Watching the liberal commentariat (and the Clinton campaign) spin tales about how Sanders’ plans are “unrealistic” – while all the while claiming to fidelity to the ideals they represent – is like witnessing a re-run of the “third way” politics that dominated the 1990s and early 2000s.


Politicians like Tony Blair and Bill Clinton didn’t oppose their own bases outright, because that would have been too obvious. Instead they claimed, in increasingly absurd terms, to be broadly supportive of social democratic goals while all the while chipping away at their institutional and ideological foundations. This was very often done on electoral grounds: i.e. “We have to triangulate to win, and winning is the only way to preserve the things we care about…”.

The result was predictable.

The “Overton Window” – which describes the frame inside which political debate is permitted to play out in mainstream discourse – shifted ever further to the right.

The Clinton camp’s latest line of attack is that pursuing a new healthcare goal- as Sanders wants to do – will be “divisive” and put the Affordable Care Act at risk because the Republicans will resist.

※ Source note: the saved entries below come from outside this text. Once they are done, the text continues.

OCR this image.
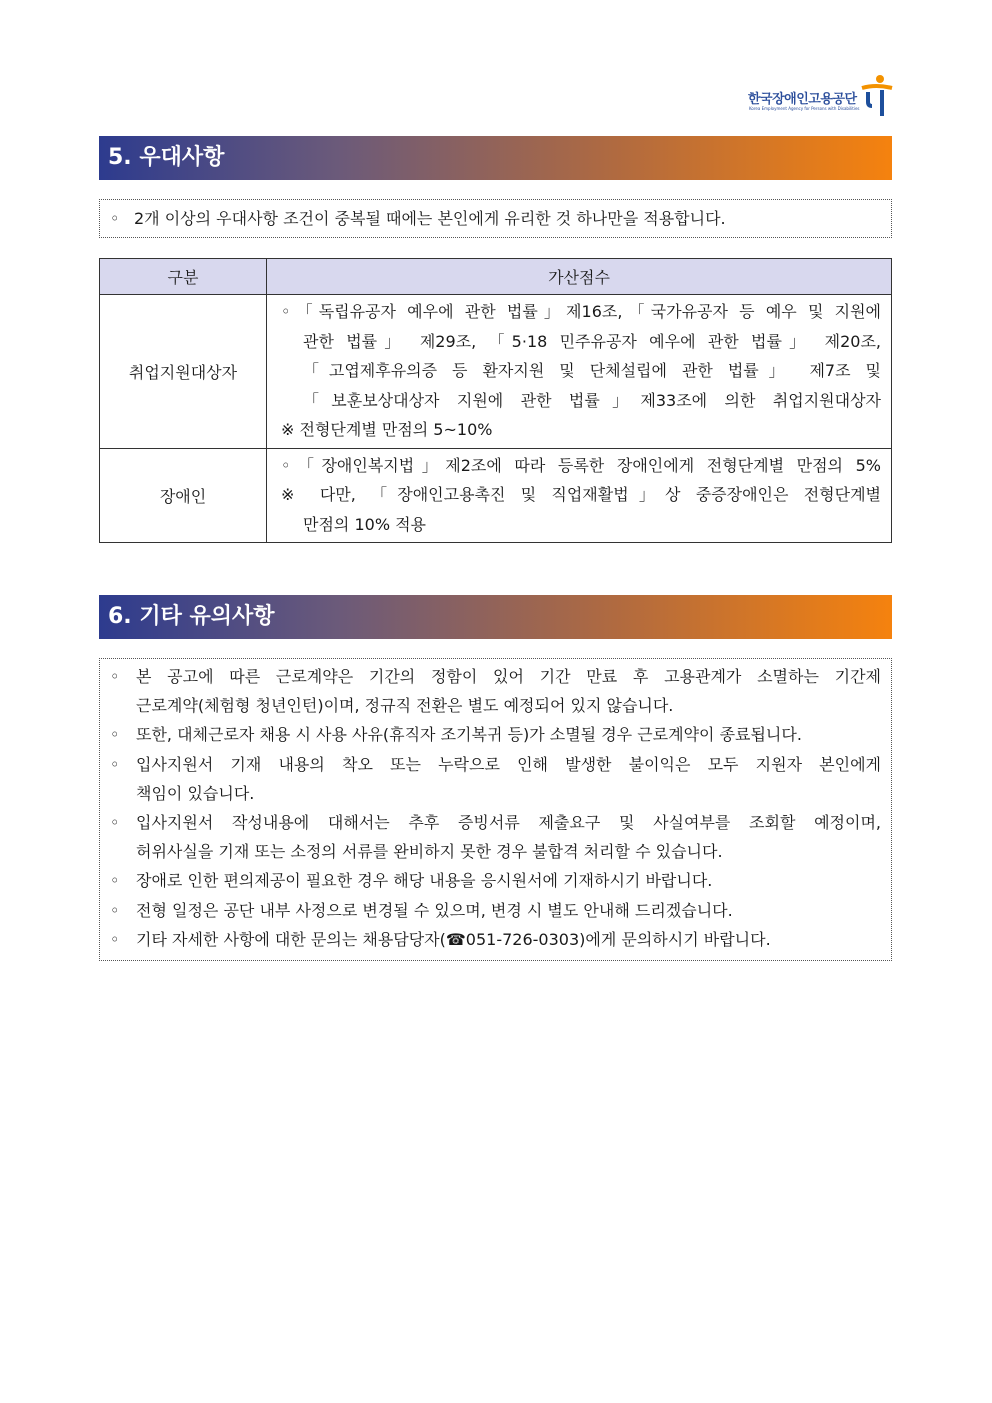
한국장애인고용공단
Korea Employment Agency for Persons with Disabilities
5. 우대사항
◦ 2개 이상의 우대사항 조건이 중복될 때에는 본인에게 유리한 것 하나만을 적용합니다.
구분	가산점수
취업지원대상자	◦「독립유공자 예우에 관한 법률」제16조,「국가유공자 등 예우 및 지원에

관한 법률」 제29조, 「5·18 민주유공자 예우에 관한 법률」 제20조,

「고엽제후유의증 등 환자지원 및 단체설립에 관한 법률」 제7조 및

「보훈보상대상자 지원에 관한 법률」제33조에 의한 취업지원대상자

※ 전형단계별 만점의 5~10%

장애인	◦「장애인복지법」제2조에 따라 등록한 장애인에게 전형단계별 만점의 5%

※ 다만, 「장애인고용촉진 및 직업재활법」상 중증장애인은 전형단계별

만점의 10% 적용

6. 기타 유의사항
◦ 본 공고에 따른 근로계약은 기간의 정함이 있어 기간 만료 후 고용관계가 소멸하는 기간제

근로계약(체험형 청년인턴)이며, 정규직 전환은 별도 예정되어 있지 않습니다.

◦ 또한, 대체근로자 채용 시 사용 사유(휴직자 조기복귀 등)가 소멸될 경우 근로계약이 종료됩니다.

◦ 입사지원서 기재 내용의 착오 또는 누락으로 인해 발생한 불이익은 모두 지원자 본인에게

책임이 있습니다.

◦ 입사지원서 작성내용에 대해서는 추후 증빙서류 제출요구 및 사실여부를 조회할 예정이며,

허위사실을 기재 또는 소정의 서류를 완비하지 못한 경우 불합격 처리할 수 있습니다.

◦ 장애로 인한 편의제공이 필요한 경우 해당 내용을 응시원서에 기재하시기 바랍니다.

◦ 전형 일정은 공단 내부 사정으로 변경될 수 있으며, 변경 시 별도 안내해 드리겠습니다.

◦ 기타 자세한 사항에 대한 문의는 채용담당자(☎051-726-0303)에게 문의하시기 바랍니다.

The implication is that, even at an early stage in the primary season, the DNC and its base should dilute their aspirations to more or less whatever the right will permit in some unknowable political future. (It’s an especially ironic position, since defenders of the ACA’s inadequacies often claimed it would be a stepping stone to true universality, but I digress…)

If your actual goal is to make life qualitatively better for people – even gradually – conceding your opponents’ arguments before the fight has even begun is not a constructive position: it’s downright reactionary.